Many times coaching clients offer either/or solutions to a problem. For example, a client who thinks he either has to be the nice guy or the guy who holds the line.
This case illuminates that scenario. Georgia has recently been promoted to nurse manager after working in the same department for five years. She and a peer applied for the role, and Georgia was selected. Georgia is now concerned about how she will lead. She has always built solid relationships and been well liked. She is worried that now that she is the boss, she will have to change. Furthermore, she fears that she will no longer be liked by those who were once her peers.
Georgia tells her coach that she knows how to be friends with co-workers and she knows how to lay down the law. In her mind, the only options are to be a friend or lay down the law.
The coach asks, “What do you get from being friendly with your co-workers?” “Well, I am able to show that I care about those with whom I work. Honestly, I really do want them to see that I’m still Georgia, and becoming their boss didn’t change me as a person.”
Then the coach asks, “What are you afraid will happen if you are friendly with those you lead?” She says, “I’m afraid that when I need to enforce a policy, they will not take me seriously.”
Her coach asks, “Give me an example of somebody in your life who was a strong boss and deeply cared about you?” Georgia describes a boss she had when she started working at the clinic. Georgia highly respected her and also felt deeply cared for.
The coach asks, “Is there anything you can learn from this former boss that applies to you? It seems as if that boss could be friendly and lay down the law. Is that right?”
Georgia considers this and says “Perhaps. I can see that my either/or thinking is keeping me from having the courage to lead well. Can you help me to find ways to tap into the courage it takes to lay down the law?”
This breakthrough created new and more important options for Georgia to explore.
An important part of coaching is to uncover viable choices from which the client can consider. And either/or thinking is limited to 2 options. As a wise elder once said, “when given two equally bad choices, pick another.”

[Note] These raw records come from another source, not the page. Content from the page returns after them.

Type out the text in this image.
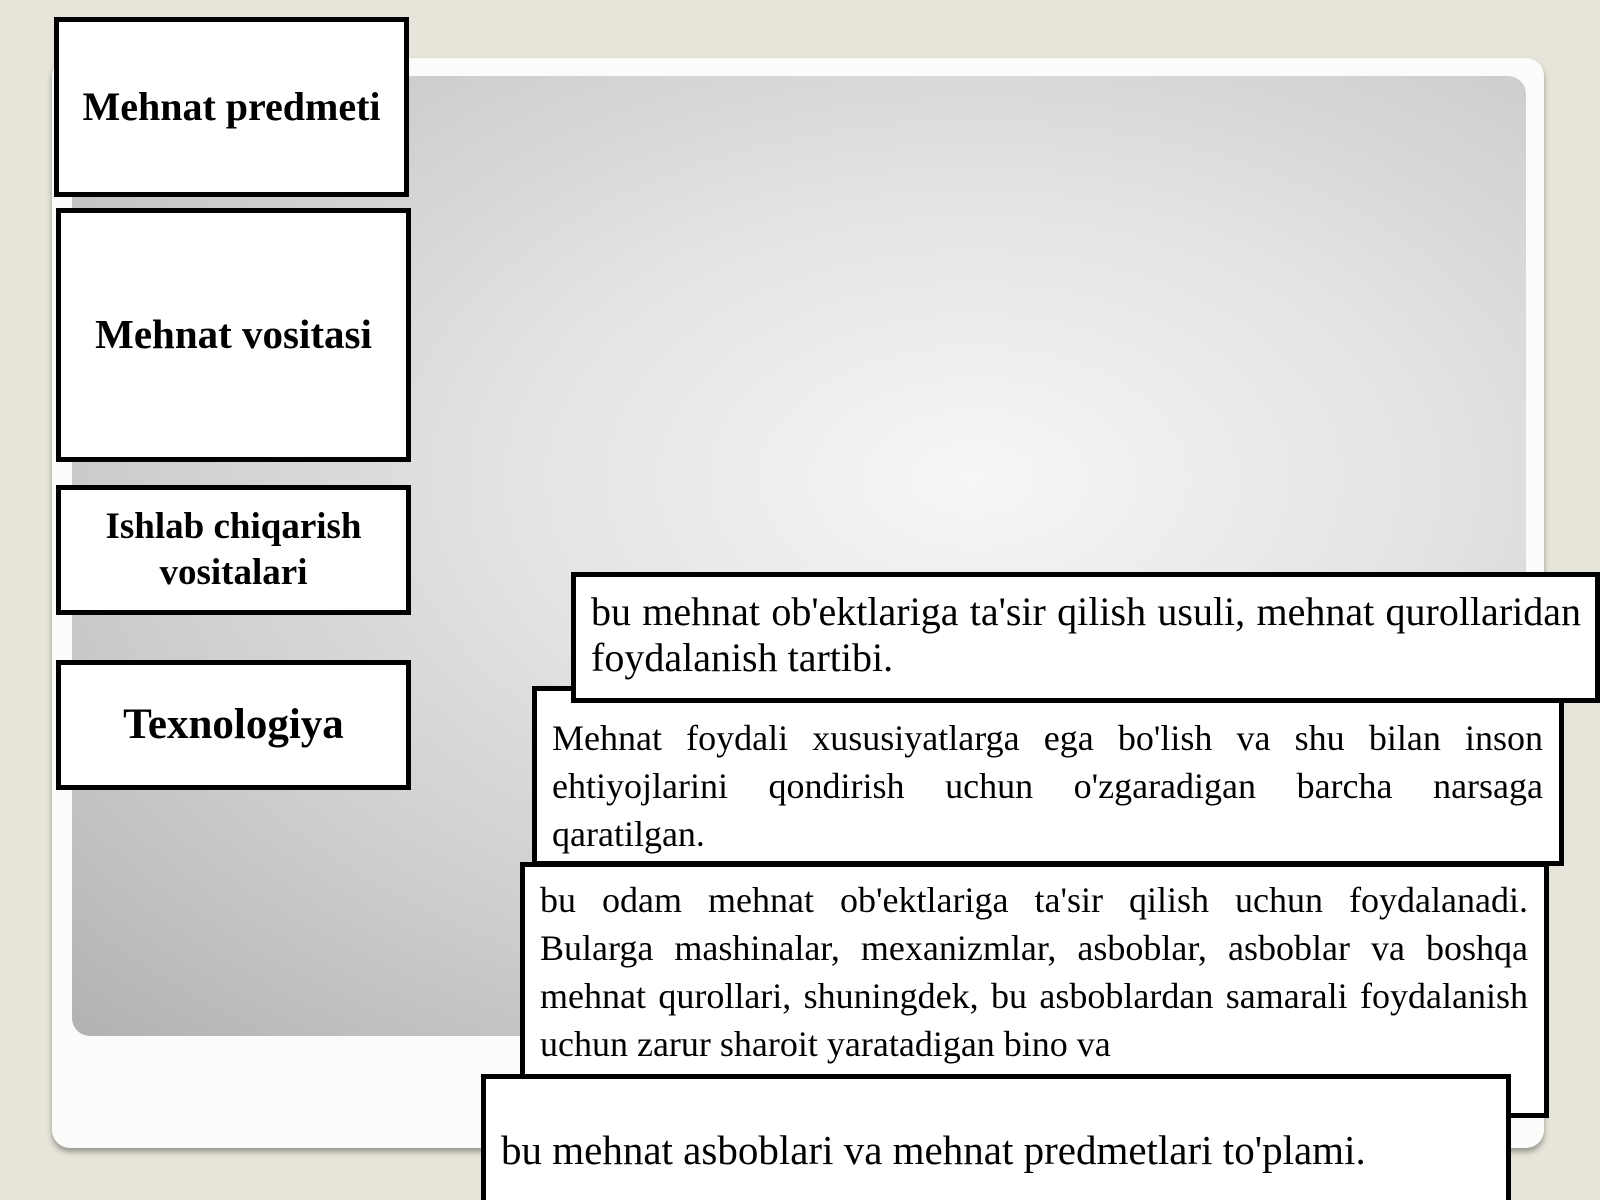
Mehnat predmeti
Mehnat vositasi
Ishlab chiqarish vositalari
Texnologiya
bu mehnat ob'ektlariga ta'sir qilish usuli, mehnat qurollaridan foydalanish tartibi.
Mehnat foydali xususiyatlarga ega bo'lish va shu bilan inson ehtiyojlarini qondirish uchun o'zgaradigan barcha narsaga qaratilgan.
bu odam mehnat ob'ektlariga ta'sir qilish uchun foydalanadi. Bularga mashinalar, mexanizmlar, asboblar, asboblar va boshqa mehnat qurollari, shuningdek, bu asboblardan samarali foydalanish uchun zarur sharoit yaratadigan bino va
bu mehnat asboblari va mehnat predmetlari to'plami.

From “either/or” thinking to “yes/and” presents a “third way.”
The third way asks the coach to notice the client’s patterns. Is it their behavior, a way of thinking, or some pre-conceived notion? This observation guides the coach towards what kinds of questions would best serve the client. Some examples of questions might be:
Can you be an approachable boss while holding people firmly to the commitments they make?
What is more important to you – being liked or being respected?

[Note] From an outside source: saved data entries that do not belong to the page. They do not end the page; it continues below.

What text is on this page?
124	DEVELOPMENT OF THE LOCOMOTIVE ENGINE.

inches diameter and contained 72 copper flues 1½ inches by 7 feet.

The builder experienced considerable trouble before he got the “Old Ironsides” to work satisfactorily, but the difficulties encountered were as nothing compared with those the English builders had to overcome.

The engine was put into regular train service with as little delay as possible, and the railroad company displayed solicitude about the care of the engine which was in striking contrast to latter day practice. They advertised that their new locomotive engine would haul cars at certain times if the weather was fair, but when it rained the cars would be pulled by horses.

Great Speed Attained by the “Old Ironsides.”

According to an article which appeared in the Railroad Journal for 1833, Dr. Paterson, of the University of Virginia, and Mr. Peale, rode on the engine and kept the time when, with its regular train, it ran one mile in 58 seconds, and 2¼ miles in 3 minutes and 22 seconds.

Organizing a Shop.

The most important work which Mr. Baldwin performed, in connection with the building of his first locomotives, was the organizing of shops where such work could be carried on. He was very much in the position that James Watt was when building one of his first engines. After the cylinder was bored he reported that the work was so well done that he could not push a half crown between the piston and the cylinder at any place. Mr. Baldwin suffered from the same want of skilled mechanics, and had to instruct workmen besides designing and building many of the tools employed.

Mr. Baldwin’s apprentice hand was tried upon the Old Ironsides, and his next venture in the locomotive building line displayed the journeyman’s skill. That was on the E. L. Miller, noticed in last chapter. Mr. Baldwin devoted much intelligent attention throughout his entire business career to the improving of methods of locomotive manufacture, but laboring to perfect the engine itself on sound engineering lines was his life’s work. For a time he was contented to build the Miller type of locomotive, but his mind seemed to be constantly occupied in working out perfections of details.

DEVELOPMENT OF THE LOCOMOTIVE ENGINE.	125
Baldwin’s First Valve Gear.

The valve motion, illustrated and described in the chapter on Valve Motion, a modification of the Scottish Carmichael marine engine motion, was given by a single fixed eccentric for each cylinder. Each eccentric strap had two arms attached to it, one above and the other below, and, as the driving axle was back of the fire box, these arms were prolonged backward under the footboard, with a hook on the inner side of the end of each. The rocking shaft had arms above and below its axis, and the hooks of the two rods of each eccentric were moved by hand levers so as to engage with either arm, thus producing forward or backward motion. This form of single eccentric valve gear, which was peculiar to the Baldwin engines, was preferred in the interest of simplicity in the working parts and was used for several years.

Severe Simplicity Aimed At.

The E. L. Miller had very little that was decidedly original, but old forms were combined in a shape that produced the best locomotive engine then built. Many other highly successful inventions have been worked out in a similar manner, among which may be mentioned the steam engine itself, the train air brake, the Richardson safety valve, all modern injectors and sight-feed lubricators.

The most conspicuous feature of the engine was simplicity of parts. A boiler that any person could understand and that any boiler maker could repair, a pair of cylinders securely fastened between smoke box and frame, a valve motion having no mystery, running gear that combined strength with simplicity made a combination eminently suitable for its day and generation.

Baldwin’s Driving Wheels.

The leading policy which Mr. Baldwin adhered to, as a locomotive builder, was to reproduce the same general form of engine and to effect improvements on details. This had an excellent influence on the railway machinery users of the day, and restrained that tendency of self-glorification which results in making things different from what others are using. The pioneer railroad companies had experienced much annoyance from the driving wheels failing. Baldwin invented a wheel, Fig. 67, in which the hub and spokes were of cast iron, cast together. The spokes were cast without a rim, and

If you thought about managing to the results while preserving good relationships, does that offer you any other options?
Can you imagine a world where you can be a strong leader and friendly with your co-workers at the same time?

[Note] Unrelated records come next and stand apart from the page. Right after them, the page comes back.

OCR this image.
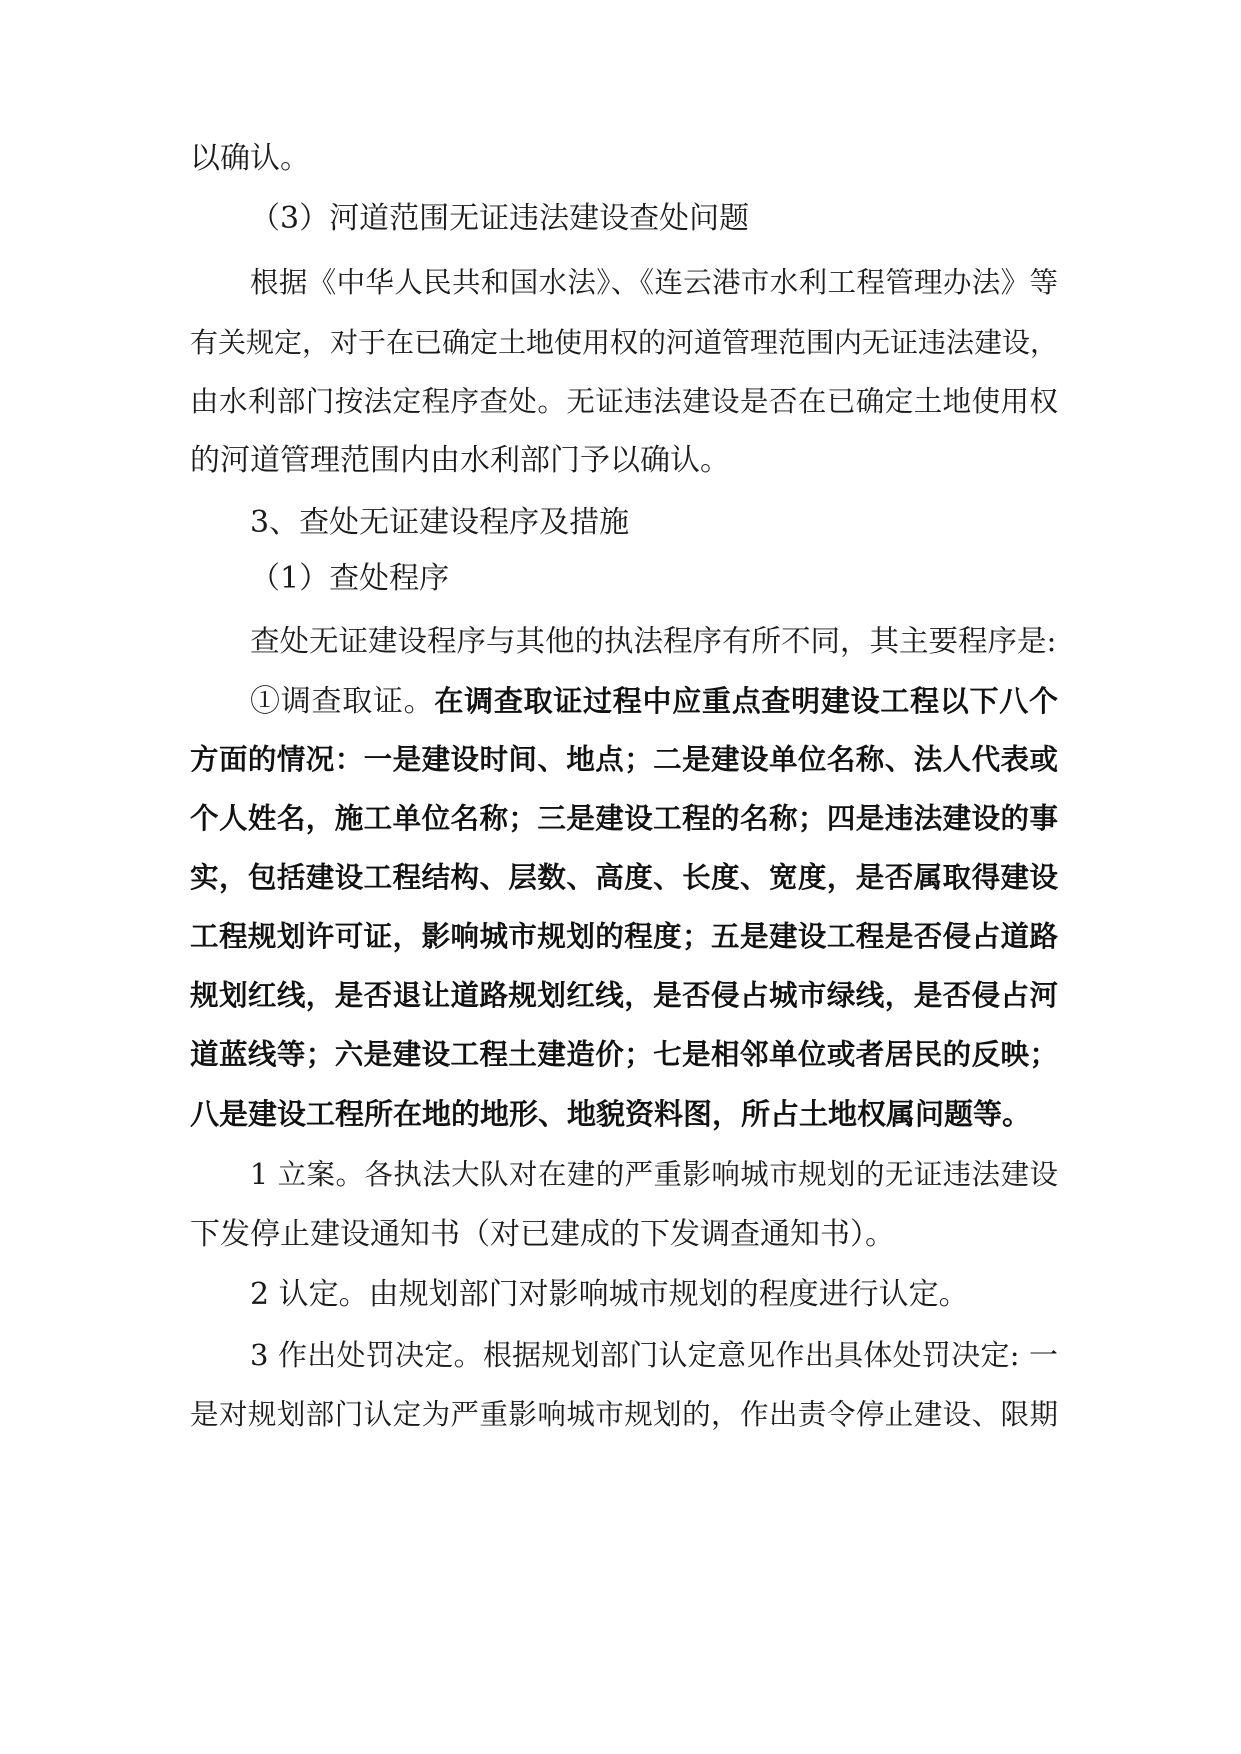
以确认。
（3）河道范围无证违法建设查处问题
根据《中华人民共和国水法》、《连云港市水利工程管理办法》等
有关规定，对于在已确定土地使用权的河道管理范围内无证违法建设，
由水利部门按法定程序查处。无证违法建设是否在已确定土地使用权
的河道管理范围内由水利部门予以确认。
3、查处无证建设程序及措施
（1）查处程序
查处无证建设程序与其他的执法程序有所不同，其主要程序是:
①调查取证。在调查取证过程中应重点查明建设工程以下八个
方面的情况：一是建设时间、地点；二是建设单位名称、法人代表或
个人姓名，施工单位名称；三是建设工程的名称；四是违法建设的事
实，包括建设工程结构、层数、高度、长度、宽度，是否属取得建设
工程规划许可证，影响城市规划的程度；五是建设工程是否侵占道路
规划红线，是否退让道路规划红线，是否侵占城市绿线，是否侵占河
道蓝线等；六是建设工程土建造价；七是相邻单位或者居民的反映；
八是建设工程所在地的地形、地貌资料图，所占土地权属问题等。
1 立案。各执法大队对在建的严重影响城市规划的无证违法建设
下发停止建设通知书（对已建成的下发调查通知书）。
2 认定。由规划部门对影响城市规划的程度进行认定。
3 作出处罚决定。根据规划部门认定意见作出具体处罚决定: 一
是对规划部门认定为严重影响城市规划的，作出责令停止建设、限期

I’m noticing that you present this issue with two oppositional ways of being, is there a way that these ‘opposites’ can exist together?
If you had no limitations and could make up another way of being, what would that be?
Back to the Georgia and her coach.
Her Coach asks, “Have you had to access your courage to make other tough decisions?”
She says that she has to do it all the time with her teenagers. Her coach explores this, and they find parallel behaviors between how she handles her kids and how she might handle a situation at work that requires her to lay down the law. They role-play a few scenarios, and Georgia commits to practicing with her mentor.
Through this process, Georgia found not only more options for this particular situation, but she grew as a leader and a boss by thinking about her challenges in a different way.
Either/or is a great way of thinking when there is an urgent decision. But the most strategic and effective decisions emerge when new options are discovered – a ‘third way.’